Lubelscy Budowlani po bardzo
dobrej grze pokonali u siebie prowadzących w tabeli Budowlanych Łódź 27:26. Dzielnie
walczący gospodarze zdołali w drugiej połowie odrobić spore straty
W zespole gości nie wystąpił mistrz świata
strongmanów Mariusz Pudzianowski, ale wcale nie umniejsza to sukcesu lublinian. Od
początku gospodarze narzucili wysokie tempo. Na efekty nie trzeba było długo czekać.
Już w 10. minucie karnego wykorzystał Piotr Marcinkowski i lublinianie prowadzili 3:0.
Warto dodać, że dwie minuty wcześniej za niesportową grę żółtą kartkę otrzymał
lublinianin Jakub Jasiński i na 10 minut opuścił plac gry. Chwilę później arbiter za
przewinienie wykluczył z gry Tomasza Jóźwika i Budowlani Lublin grali w 13 przeciwko
15 przeciwnikom. Łodzianie wykorzystali osłabienie gospodarzy - w 17. minucie po
przyłożeniu Krzysztofa Serafina goście prowadzili 5:3. Na szczęście nie udało się
podwyższyć Bartłomiejowi Krasce.
Zawodnicy trenera Andrzeja Kozaka odpowiedzieli akcją Konrada Jarosza, Tomasza
Mietlickiego i Pawła Piwnickiego, którą ten ostatni zakończył przyłożeniem i było 8:5
dla gospodarzy. Niestety nie podwyższył Marcinkowski - piłka po jego kopie przeszła
obok lewego słupka.
Do przerwy lublinianie jeszcze raz przyłożyli na 13:5. Dekoncentracja lublinian w
obronie sprawiła, że w końcówce pierwszej połowy lider zdobył 14 punktów dwoma
przyłożeniami i podwyższeniem.

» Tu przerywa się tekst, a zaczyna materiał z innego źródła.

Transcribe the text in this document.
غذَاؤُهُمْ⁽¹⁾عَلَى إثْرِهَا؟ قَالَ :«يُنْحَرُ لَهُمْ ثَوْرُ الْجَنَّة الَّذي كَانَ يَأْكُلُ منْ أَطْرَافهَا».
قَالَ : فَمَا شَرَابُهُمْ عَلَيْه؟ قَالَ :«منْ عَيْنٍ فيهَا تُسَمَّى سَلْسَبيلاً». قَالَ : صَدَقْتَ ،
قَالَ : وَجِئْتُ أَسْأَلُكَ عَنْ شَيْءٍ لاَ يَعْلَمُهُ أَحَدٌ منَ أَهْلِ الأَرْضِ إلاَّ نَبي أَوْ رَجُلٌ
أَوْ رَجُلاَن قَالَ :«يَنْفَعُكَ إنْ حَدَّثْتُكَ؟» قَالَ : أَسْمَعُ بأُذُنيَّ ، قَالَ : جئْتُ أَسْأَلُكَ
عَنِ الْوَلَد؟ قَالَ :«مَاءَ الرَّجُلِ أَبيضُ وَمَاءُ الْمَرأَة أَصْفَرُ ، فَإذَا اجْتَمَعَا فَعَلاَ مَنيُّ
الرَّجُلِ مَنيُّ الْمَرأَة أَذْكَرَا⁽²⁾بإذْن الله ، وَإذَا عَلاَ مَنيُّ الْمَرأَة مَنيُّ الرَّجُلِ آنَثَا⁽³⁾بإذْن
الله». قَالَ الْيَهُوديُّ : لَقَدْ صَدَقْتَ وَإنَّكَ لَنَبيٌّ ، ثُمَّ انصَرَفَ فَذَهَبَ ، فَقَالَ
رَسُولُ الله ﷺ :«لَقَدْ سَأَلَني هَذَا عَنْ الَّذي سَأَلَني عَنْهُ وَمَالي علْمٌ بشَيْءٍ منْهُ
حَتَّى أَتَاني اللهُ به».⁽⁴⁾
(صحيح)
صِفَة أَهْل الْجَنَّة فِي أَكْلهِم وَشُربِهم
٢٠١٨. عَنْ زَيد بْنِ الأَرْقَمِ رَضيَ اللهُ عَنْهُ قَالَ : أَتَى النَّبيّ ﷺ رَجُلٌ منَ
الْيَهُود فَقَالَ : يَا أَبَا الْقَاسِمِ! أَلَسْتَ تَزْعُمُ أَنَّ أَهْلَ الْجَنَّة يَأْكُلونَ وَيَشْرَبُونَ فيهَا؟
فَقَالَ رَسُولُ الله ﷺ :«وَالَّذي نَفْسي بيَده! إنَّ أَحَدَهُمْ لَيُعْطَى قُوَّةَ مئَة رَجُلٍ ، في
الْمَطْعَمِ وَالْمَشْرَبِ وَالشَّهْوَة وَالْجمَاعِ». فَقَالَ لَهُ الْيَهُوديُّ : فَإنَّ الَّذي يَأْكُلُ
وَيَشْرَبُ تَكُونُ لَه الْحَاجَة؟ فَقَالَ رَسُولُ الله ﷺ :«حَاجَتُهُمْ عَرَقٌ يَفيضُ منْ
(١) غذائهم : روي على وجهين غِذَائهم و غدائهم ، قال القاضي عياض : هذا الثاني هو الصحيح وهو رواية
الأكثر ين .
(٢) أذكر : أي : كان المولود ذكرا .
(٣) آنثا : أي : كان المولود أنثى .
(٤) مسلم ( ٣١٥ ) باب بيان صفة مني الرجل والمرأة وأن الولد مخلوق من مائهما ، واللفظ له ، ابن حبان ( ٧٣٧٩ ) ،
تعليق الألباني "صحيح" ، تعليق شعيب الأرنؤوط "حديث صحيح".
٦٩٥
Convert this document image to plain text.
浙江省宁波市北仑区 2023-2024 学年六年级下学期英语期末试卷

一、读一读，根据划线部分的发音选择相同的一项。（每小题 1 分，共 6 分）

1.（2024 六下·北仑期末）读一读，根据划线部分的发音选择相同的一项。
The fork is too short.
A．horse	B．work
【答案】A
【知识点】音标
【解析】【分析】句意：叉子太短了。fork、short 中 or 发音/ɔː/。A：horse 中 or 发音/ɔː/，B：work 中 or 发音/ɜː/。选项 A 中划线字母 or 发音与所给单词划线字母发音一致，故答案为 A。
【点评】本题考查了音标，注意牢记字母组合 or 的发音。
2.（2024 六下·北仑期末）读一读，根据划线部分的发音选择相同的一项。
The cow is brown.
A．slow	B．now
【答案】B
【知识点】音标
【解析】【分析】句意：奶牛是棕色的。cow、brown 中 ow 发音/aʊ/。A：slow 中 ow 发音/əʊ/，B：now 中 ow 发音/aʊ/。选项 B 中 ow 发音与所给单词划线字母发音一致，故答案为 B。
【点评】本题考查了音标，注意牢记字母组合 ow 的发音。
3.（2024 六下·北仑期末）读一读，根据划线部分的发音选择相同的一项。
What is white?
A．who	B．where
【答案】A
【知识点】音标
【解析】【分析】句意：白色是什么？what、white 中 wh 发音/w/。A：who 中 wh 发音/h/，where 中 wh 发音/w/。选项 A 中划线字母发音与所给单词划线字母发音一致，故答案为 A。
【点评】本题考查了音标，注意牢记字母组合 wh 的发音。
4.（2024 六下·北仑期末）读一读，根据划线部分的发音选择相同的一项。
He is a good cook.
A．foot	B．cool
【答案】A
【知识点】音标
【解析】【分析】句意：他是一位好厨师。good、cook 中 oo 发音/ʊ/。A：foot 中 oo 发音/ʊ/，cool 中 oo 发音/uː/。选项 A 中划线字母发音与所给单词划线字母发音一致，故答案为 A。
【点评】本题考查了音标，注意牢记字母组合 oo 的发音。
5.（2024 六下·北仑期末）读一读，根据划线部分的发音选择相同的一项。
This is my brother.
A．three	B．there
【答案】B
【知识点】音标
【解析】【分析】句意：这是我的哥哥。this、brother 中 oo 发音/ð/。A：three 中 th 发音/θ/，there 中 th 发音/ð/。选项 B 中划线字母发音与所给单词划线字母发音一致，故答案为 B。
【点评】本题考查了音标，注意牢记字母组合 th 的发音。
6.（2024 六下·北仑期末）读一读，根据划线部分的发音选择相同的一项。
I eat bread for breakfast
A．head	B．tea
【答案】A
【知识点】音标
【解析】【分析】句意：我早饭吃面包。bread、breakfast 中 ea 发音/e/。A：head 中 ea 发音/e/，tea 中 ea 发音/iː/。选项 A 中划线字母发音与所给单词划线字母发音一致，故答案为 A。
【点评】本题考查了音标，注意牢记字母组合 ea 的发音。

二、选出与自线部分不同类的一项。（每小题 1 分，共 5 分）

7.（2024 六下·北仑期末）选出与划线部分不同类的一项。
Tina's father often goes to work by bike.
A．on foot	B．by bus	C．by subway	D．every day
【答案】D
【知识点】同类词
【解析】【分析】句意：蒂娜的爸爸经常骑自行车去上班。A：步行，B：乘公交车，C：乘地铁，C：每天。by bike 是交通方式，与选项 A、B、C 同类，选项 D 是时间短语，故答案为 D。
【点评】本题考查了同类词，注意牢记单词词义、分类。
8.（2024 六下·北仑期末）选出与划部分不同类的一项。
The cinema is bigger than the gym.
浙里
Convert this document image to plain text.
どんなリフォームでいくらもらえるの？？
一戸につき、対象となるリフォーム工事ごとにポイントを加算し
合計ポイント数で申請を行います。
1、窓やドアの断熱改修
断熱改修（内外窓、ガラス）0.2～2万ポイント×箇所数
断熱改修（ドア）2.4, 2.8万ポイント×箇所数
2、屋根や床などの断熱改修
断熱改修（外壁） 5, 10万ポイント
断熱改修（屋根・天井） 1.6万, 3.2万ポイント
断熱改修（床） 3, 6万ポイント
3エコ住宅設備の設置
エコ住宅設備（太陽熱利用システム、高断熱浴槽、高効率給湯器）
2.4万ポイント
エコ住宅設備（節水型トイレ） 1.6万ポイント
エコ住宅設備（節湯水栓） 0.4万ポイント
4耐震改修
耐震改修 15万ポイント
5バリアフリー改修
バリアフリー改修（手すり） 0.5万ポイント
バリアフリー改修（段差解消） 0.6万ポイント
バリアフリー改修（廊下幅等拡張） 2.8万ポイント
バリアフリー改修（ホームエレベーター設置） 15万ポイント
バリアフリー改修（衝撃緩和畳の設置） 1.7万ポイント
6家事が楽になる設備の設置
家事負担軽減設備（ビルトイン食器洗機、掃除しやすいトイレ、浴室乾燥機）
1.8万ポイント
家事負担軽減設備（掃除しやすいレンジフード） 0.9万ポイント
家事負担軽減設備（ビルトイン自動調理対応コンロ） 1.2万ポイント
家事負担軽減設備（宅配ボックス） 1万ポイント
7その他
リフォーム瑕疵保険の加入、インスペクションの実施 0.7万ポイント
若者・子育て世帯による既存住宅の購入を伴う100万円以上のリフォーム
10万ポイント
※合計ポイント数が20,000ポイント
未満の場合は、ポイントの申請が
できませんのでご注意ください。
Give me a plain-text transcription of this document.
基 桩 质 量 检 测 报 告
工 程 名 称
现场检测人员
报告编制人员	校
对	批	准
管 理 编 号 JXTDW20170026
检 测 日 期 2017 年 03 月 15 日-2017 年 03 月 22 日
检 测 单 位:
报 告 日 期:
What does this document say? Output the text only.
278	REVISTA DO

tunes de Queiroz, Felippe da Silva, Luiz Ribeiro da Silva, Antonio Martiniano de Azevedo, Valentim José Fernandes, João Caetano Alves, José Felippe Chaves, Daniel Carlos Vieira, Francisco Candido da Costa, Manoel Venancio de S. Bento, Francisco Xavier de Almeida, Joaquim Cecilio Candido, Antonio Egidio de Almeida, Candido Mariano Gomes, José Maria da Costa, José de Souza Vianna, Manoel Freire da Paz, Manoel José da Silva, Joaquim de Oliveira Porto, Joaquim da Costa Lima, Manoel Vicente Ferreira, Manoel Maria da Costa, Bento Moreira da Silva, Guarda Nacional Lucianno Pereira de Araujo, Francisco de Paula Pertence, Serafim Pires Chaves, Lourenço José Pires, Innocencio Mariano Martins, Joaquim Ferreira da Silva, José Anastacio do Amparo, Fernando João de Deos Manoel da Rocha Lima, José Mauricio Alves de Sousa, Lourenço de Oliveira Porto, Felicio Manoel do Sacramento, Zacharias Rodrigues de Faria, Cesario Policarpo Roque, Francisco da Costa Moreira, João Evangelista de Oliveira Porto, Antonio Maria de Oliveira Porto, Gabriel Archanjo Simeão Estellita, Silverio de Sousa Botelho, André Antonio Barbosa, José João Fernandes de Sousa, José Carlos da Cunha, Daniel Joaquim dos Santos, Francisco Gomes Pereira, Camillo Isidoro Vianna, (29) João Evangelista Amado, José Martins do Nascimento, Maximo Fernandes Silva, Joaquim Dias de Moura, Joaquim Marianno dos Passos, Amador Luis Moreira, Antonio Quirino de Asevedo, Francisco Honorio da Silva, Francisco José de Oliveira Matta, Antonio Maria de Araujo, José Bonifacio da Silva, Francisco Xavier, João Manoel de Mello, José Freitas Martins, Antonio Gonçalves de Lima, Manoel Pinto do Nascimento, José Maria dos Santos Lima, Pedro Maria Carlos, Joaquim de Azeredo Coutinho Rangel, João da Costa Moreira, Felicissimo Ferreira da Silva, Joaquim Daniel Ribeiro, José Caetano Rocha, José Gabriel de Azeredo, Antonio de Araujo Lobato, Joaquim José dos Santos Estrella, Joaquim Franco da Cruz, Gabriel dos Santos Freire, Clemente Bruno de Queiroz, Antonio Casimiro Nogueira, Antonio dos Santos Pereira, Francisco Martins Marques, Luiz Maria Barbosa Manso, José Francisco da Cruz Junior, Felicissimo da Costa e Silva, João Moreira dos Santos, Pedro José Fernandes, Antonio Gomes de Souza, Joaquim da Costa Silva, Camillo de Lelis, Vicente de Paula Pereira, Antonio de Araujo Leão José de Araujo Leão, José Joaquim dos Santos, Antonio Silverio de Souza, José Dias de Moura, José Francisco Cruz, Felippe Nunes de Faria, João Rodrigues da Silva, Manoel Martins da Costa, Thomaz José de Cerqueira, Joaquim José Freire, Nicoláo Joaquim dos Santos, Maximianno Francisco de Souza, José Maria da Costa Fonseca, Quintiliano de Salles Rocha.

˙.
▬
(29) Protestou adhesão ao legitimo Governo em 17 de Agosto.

Pierwsza połowa zakończyła się prowadzeniem 19:13
Budowlanych Łódź.
Po przerwie dobrą zmianę dał Rafał Jadach, który zastąpił grającego z kontuzją Piotra
Jurkowskiego. - Zagrałem na własną odpowiedzialność - mówi gracz reprezentacji,
obrońca lubelskiego zespołu. - W meczu z Niemcami przed tygodniem doznałem urazu
mięśnia lewego uda, ale w meczu z liderem bardzo chciałem pomóc kolegom. Do końca
wierzyłem, że uda nam się w drugiej połowie dojść łodzian - podkreśla Jurkowski.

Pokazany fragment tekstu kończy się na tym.